Op 22 februari 2024 heeft de Rechtbank Zeeland-West-Brabant uitspraak gedaan in een strafzaak tegen een verdachte die beschuldigd werd van het voorhanden hebben van vuurwapens en munitie. De verdachte, geboren in 1985 en preventief gedetineerd in de Penitentiaire Inrichting Grave, werd bijgestaan door raadsman mr. G.J. Woodrow. De zaak werd inhoudelijk behandeld op 8 februari 2024, waarbij de officier van justitie, mr. I.M. Peters, en de verdediging hun standpunten naar voren brachten. De tenlastelegging werd gewijzigd en de verdachte werd beschuldigd van het bezit van een revolver, pistool en semi-automatisch kogelgeweer, evenals munitie.

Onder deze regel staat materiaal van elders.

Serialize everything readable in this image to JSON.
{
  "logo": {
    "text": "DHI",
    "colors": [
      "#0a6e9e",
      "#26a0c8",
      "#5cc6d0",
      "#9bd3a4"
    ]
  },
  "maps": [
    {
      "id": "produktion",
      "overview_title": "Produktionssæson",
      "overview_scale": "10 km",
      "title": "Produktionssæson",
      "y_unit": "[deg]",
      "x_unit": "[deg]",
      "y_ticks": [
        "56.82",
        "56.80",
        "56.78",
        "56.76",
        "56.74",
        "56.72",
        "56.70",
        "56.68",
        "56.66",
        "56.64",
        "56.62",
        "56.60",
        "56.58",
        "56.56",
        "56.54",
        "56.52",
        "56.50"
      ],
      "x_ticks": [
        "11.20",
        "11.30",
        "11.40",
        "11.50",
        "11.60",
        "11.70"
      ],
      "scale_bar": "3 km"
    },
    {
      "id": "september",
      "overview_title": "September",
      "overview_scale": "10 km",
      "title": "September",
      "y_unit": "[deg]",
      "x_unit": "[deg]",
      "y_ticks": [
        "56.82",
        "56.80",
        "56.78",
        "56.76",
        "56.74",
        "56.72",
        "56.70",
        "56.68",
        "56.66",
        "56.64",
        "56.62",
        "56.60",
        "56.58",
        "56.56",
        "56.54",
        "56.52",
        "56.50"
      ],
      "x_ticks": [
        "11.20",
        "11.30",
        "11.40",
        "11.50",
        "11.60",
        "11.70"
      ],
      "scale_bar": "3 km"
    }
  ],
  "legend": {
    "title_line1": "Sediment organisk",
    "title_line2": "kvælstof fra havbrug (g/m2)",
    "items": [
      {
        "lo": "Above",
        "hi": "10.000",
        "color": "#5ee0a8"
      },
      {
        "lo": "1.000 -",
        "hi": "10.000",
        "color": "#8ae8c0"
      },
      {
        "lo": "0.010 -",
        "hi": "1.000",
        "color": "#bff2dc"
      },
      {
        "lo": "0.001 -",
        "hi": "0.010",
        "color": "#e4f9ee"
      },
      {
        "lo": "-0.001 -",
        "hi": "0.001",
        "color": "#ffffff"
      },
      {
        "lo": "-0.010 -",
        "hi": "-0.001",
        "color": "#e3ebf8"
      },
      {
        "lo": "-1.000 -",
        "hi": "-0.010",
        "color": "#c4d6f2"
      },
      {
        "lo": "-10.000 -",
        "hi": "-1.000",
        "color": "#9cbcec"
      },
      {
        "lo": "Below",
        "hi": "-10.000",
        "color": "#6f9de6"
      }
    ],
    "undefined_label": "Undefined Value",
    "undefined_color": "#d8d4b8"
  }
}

De rechtbank oordeelde dat de verdachte wettig en overtuigend schuldig was aan de tenlastegelegde feiten. De verklaring van de verdachte dat hij niet op de hoogte was van de wapens en munitie werd als ongeloofwaardig beschouwd. De rechtbank stelde vast dat de wapens en munitie in de auto en schuur van de verdachte waren aangetroffen, wat duidde op zijn wetenschap en beschikking over deze goederen. De rechtbank verwierp het verweer van de verdediging dat er onvoldoende onderzoek was gedaan naar een derde persoon die mogelijk verantwoordelijk zou zijn voor de wapens.
De rechtbank legde een gevangenisstraf op van 28 maanden, hoger dan de eis van de officier van justitie, vanwege de ernst van de feiten en de maatschappelijke impact van het ongecontroleerd bezit van vuurwapens. De rechtbank benadrukte dat het bezit van vuurwapens leidt tot gevoelens van angst en onveiligheid in de samenleving. De beslissing is gebaseerd op de artikelen 26 en 57 van de Wet wapens en munitie en het Wetboek van Strafrecht.